Staying Ahead Of The Curve: Salon Q&A With EY’s Roger Park

Roger Park, a partner at EY, leads innovation across the Americas for the financial services sector. He talks about EY’s dedicated innovation spaces and how technology is transforming work.


Global Finance: Where and how do you innovate?

Roger Park: We currently have 19 global locations that are part of our EY wavespace network. These centers function like innovation labs, with open spaces where we can facilitate design processes, workshops, or strategic innovation sessions with our clients and where we showcase technology. We have feature teams and smaller multidisciplinary groups and use an agile approach to doing design and development.

Each standalone wavespace focuses on a specific domain, and the real power is how they’re connected to each other. As we continue to build upon our current network of wavespace centers, we’re not only focused on keeping our clients’ innovation needs top of mind, but also in tapping into a broader ecosystem of startups, fintechs, the academic community and government organizations to help feed our funnel for new ideas.

GF: What are the key areas of focus in financial services innovation at the moment?

Park: We’re seeing a lot of activity around automation driven efficiencies right now. We have also been working with clients on projects focusing on organizational agility and flexibility, in turn adapting processes and operations to be more reactive to opportunities and insights in the marketplace.

GF: How do you see innovation changing the workforce?

Park: It’s taking the robot out of the human – if there’s a robotic task that a human is doing, then we can free them up to do other things. When it comes to how much we can transform our businesses and operating models, the promise is not a 10% or 20% increase in productivity, but a five- or 10-fold increase in productivity.
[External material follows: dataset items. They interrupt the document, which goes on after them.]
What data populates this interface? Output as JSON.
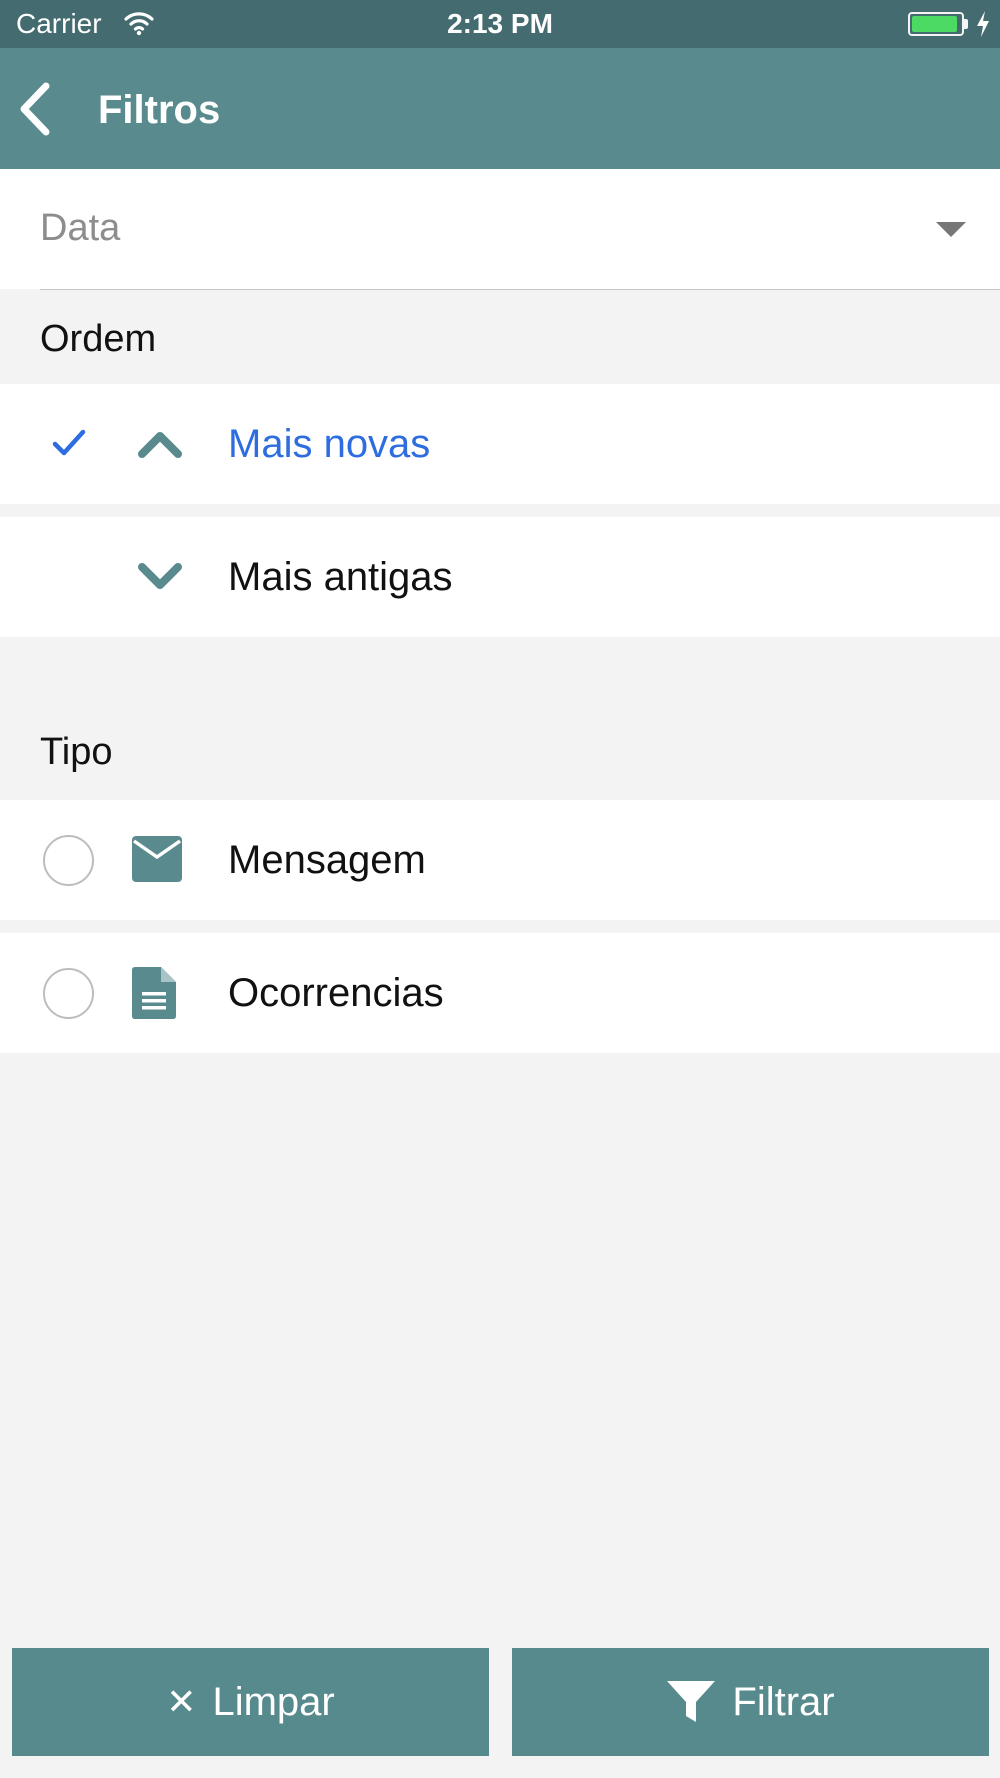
{
  "status_bar": {
    "carrier": "Carrier",
    "time": "2:13 PM",
    "battery_level": 0.93,
    "icons": [
      "wifi-icon",
      "battery-icon",
      "charging-icon"
    ]
  },
  "header": {
    "title": "Filtros",
    "back_icon": "chevron-left-icon"
  },
  "date_filter": {
    "label": "Data",
    "icon": "caret-down-icon"
  },
  "order_section": {
    "title": "Ordem",
    "options": [
      {
        "label": "Mais novas",
        "selected": true,
        "icon": "chevron-up-icon"
      },
      {
        "label": "Mais antigas",
        "selected": false,
        "icon": "chevron-down-icon"
      }
    ]
  },
  "type_section": {
    "title": "Tipo",
    "options": [
      {
        "label": "Mensagem",
        "checked": false,
        "icon": "envelope-icon"
      },
      {
        "label": "Ocorrencias",
        "checked": false,
        "icon": "document-icon"
      }
    ]
  },
  "footer": {
    "clear_label": "Limpar",
    "clear_icon": "close-icon",
    "filter_label": "Filtrar",
    "filter_icon": "funnel-icon"
  },
  "colors": {
    "status_bar_bg": "#446b70",
    "nav_bar_bg": "#598a8d",
    "accent": "#578a8c",
    "selected_text": "#2d6de0",
    "page_bg": "#f3f3f3"
  }
}
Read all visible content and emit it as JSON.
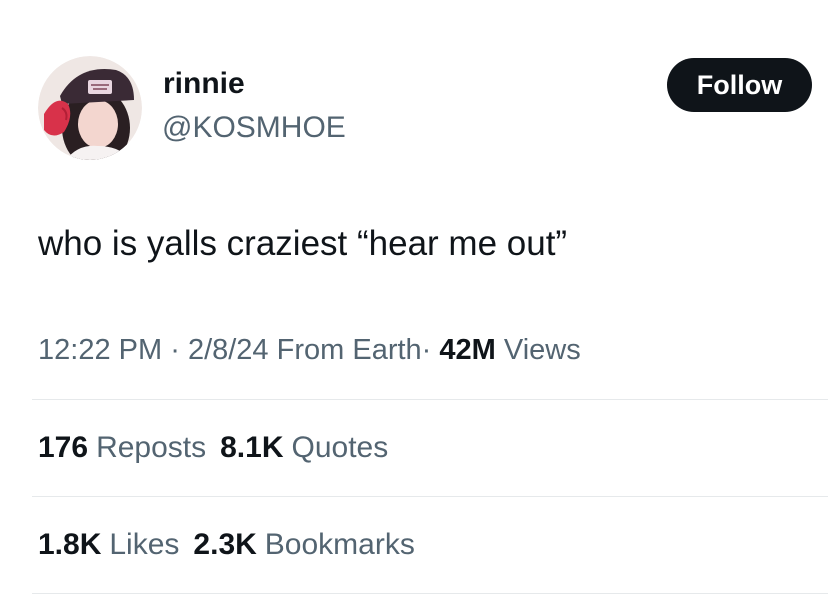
{
  "user": {
    "display_name": "rinnie",
    "handle": "@KOSMHOE",
    "avatar_icon": "profile-photo"
  },
  "follow_button": {
    "label": "Follow"
  },
  "tweet": {
    "text": "who is yalls craziest “hear me out”"
  },
  "meta": {
    "time": "12:22 PM",
    "separator": "·",
    "date": "2/8/24",
    "source": "From Earth",
    "views_count": "42M",
    "views_label": "Views"
  },
  "stats": {
    "reposts": {
      "count": "176",
      "label": "Reposts"
    },
    "quotes": {
      "count": "8.1K",
      "label": "Quotes"
    },
    "likes": {
      "count": "1.8K",
      "label": "Likes"
    },
    "bookmarks": {
      "count": "2.3K",
      "label": "Bookmarks"
    }
  },
  "colors": {
    "text_primary": "#0f1419",
    "text_secondary": "#536471",
    "divider": "#e6e9eb",
    "button_bg": "#0f1419",
    "button_text": "#ffffff"
  }
}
With 10 times the productivity, you can either continue business as usual with one-tenth the people or you can enable your people to do 10 times as much. In the long game, companies that enable and empower their people to grow and expand their business will win, while everyone else shrinks in relation.

GF: How are you seeing technologies creating opportunities for innovation in industries?
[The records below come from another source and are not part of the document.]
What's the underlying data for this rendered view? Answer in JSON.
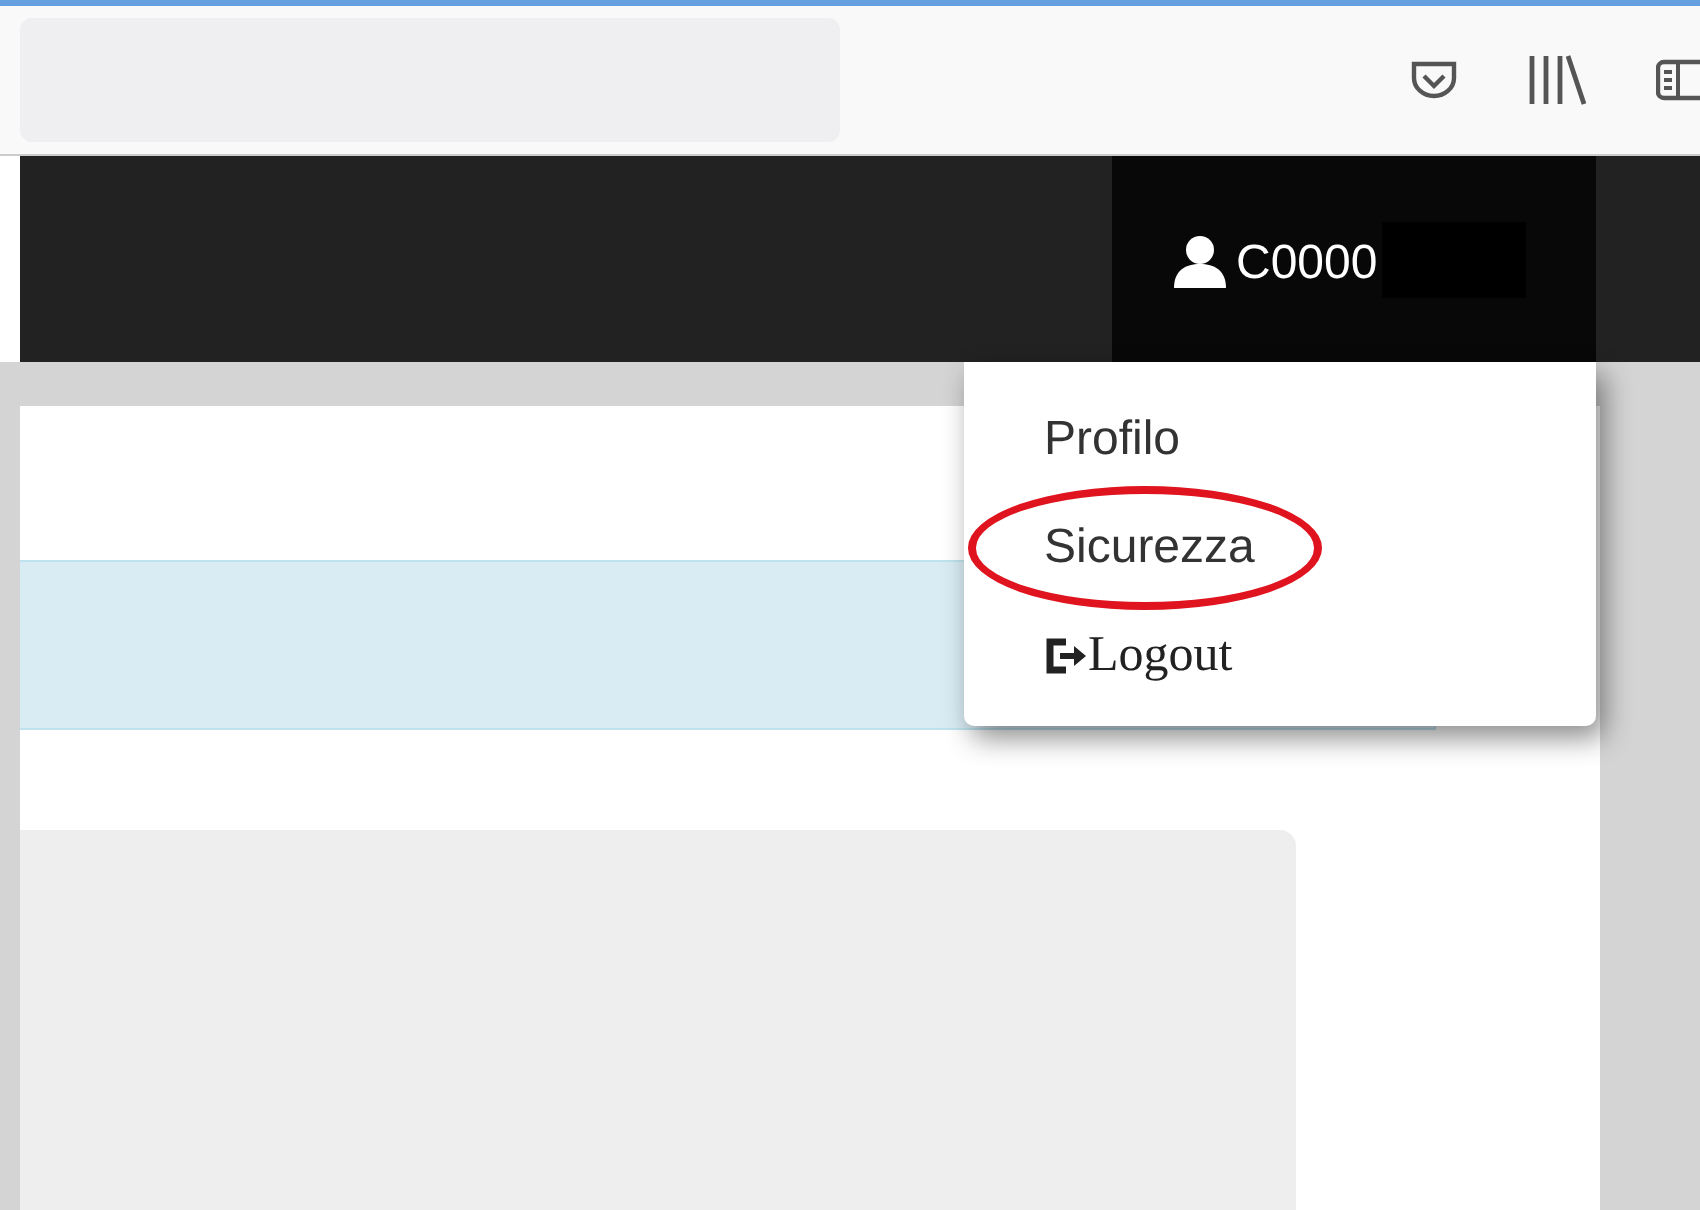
{
  "user_menu": {
    "username": "C0000",
    "redacted": true,
    "expanded": true
  },
  "dropdown": [
    {
      "label": "Profilo",
      "kind": "plain",
      "circled": false
    },
    {
      "label": "Sicurezza",
      "kind": "plain",
      "circled": true
    },
    {
      "label": "Logout",
      "kind": "logout",
      "circled": false
    }
  ]
}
Park: Blockchain technology really shines when coordinating complex transactions that involve multiple parties. For example, EY, Guardtime and industry participants recently launched Insurwave, the world’s first marine insurance blockchain platform to help global businesses transform how they manage risk across their organization, and how they work with brokers and (re)insurers. Insurwave will support more than half a million automated ledger transactions and help manage risk for more than 1,000 commercial vessels in the first year.

GF: What worries you about the future of innovation?
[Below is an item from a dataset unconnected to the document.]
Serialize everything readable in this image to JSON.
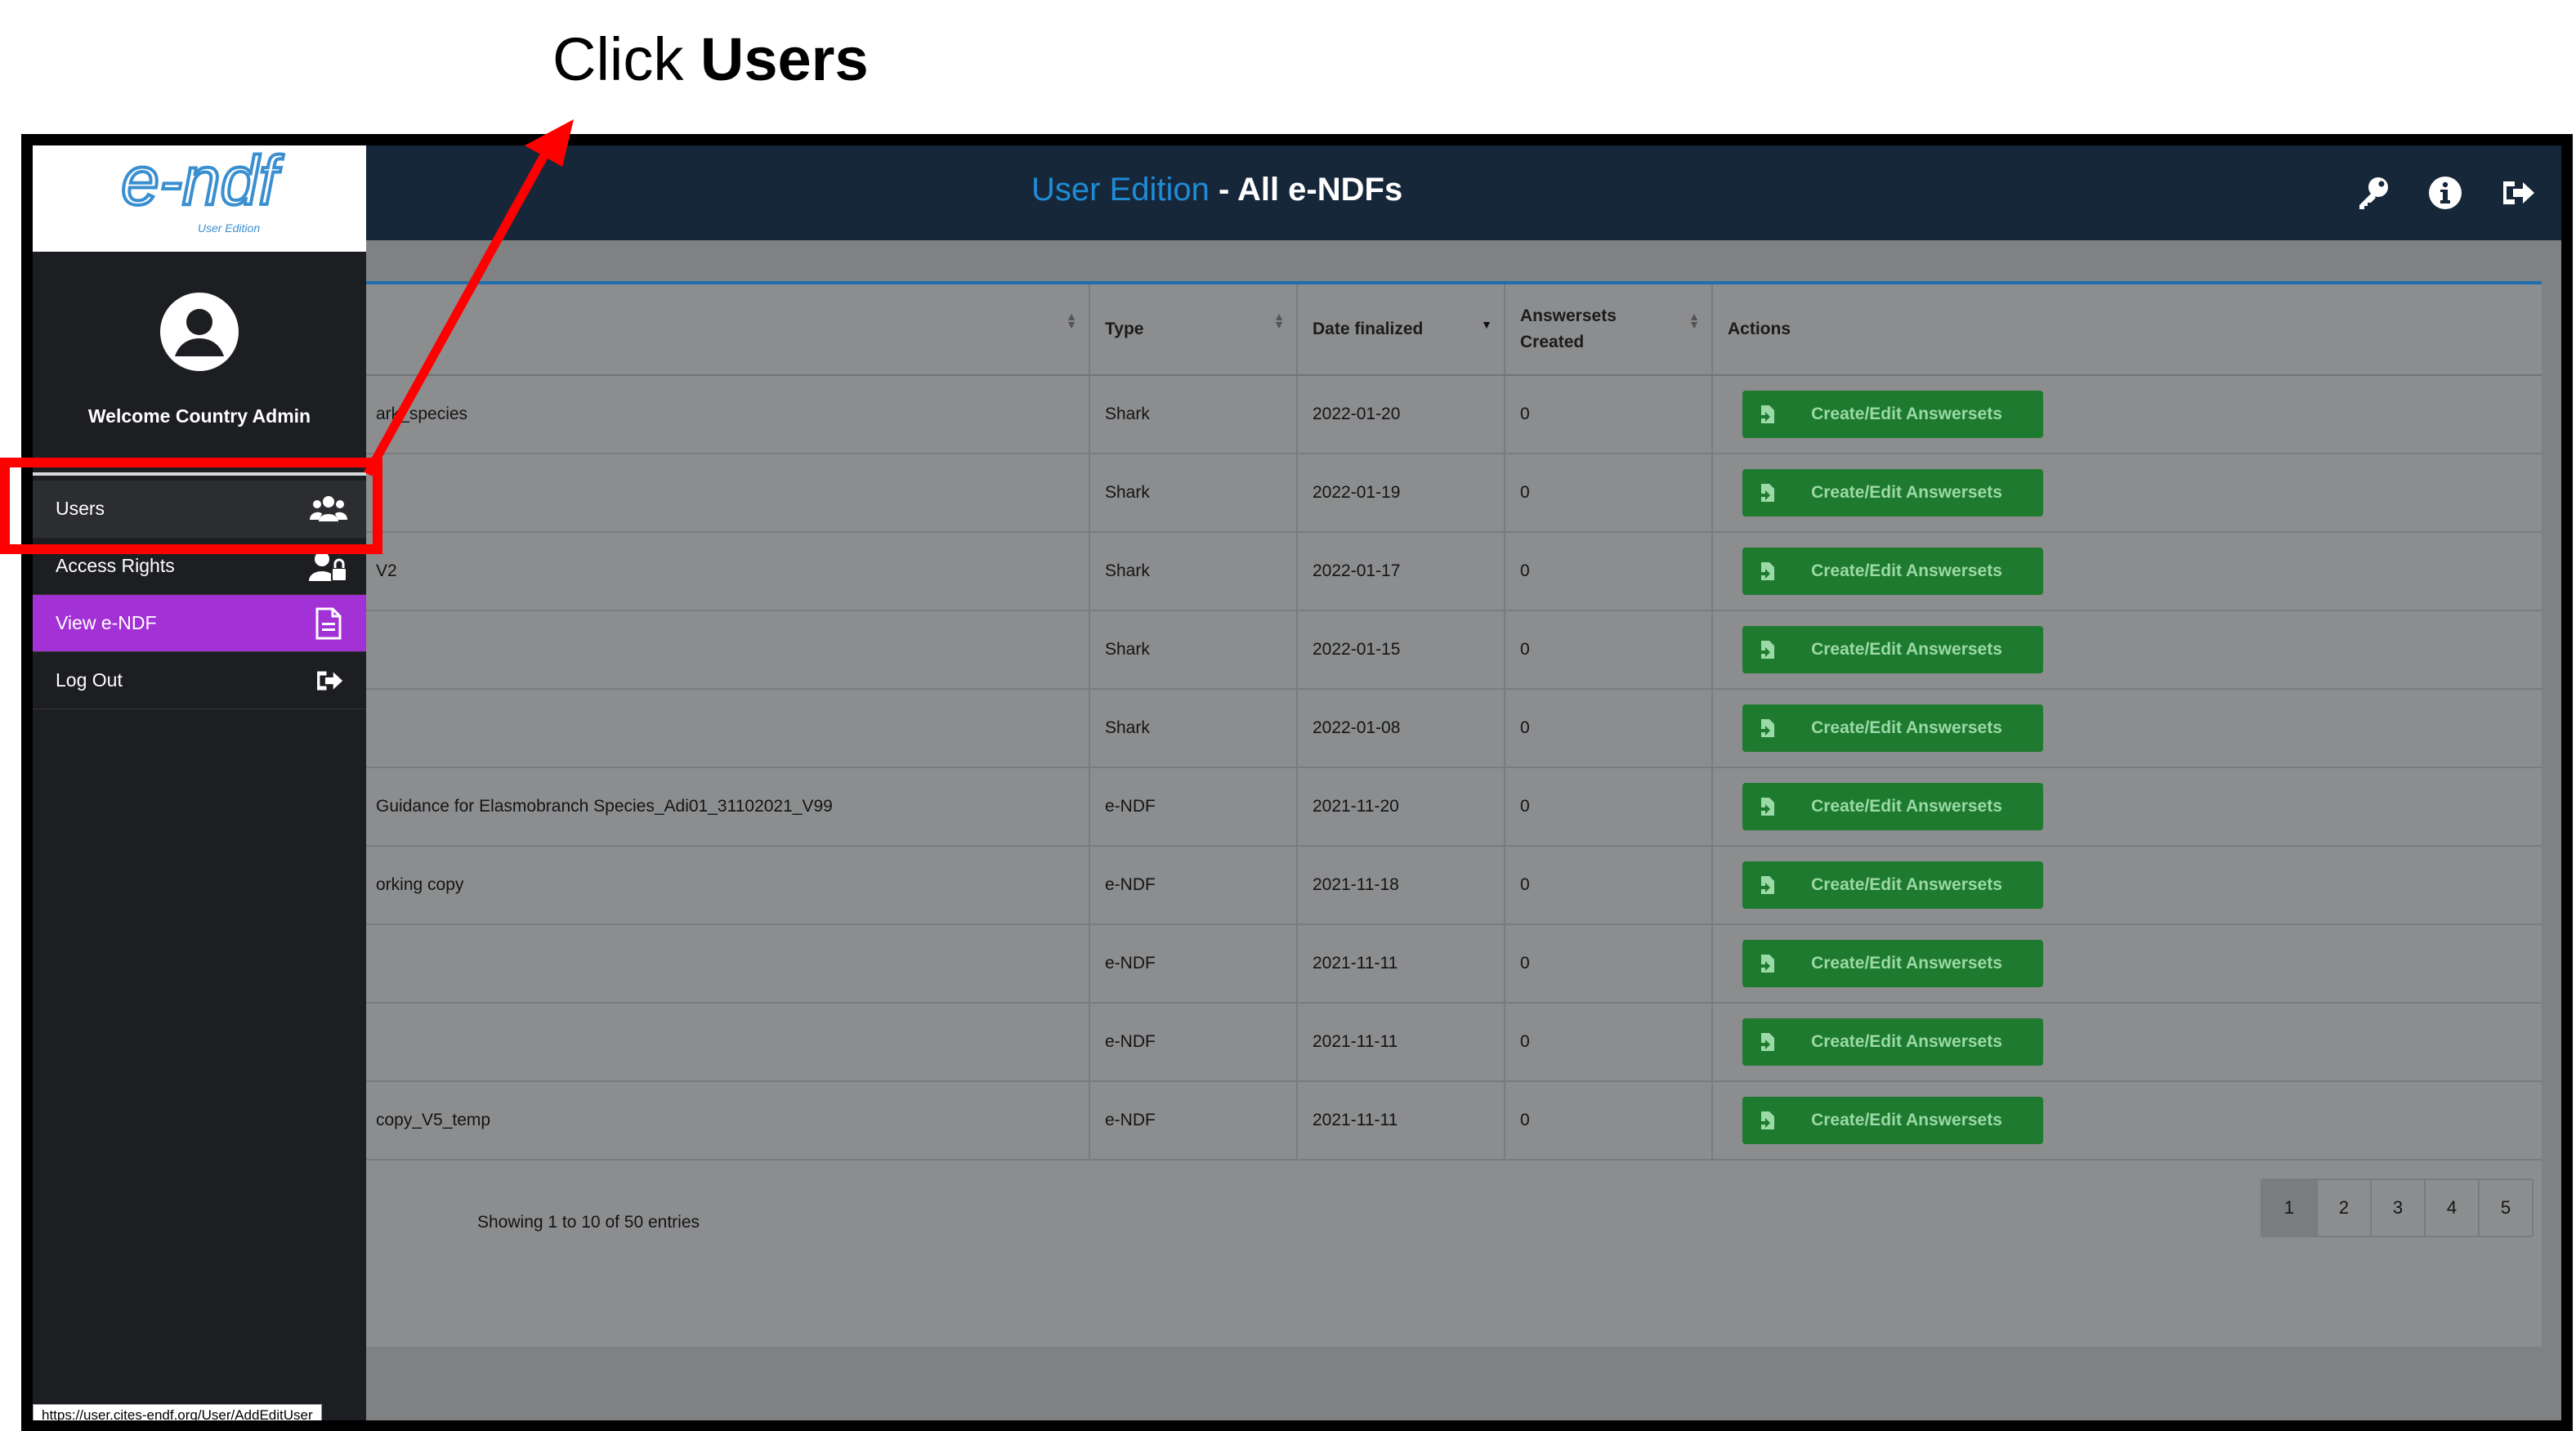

Park: Innovation is about trying something new, which might not work the first time. As with all new things you need to manage your risk. At EY, we talk about innovating at scale and at speed, while also focusing on efficiency and safety. When working on projects we manage this risk partly through labs that act as safe places where failure happens quickly and in a controlled environment.

Strong risk management allows you to drive and accelerate more innovation. There are lots of cautionary tales of companies that didn’t manage their risks appropriately, that left people behind, or weren’t aggressive enough in innovation, and those are going to be studied for years in business school.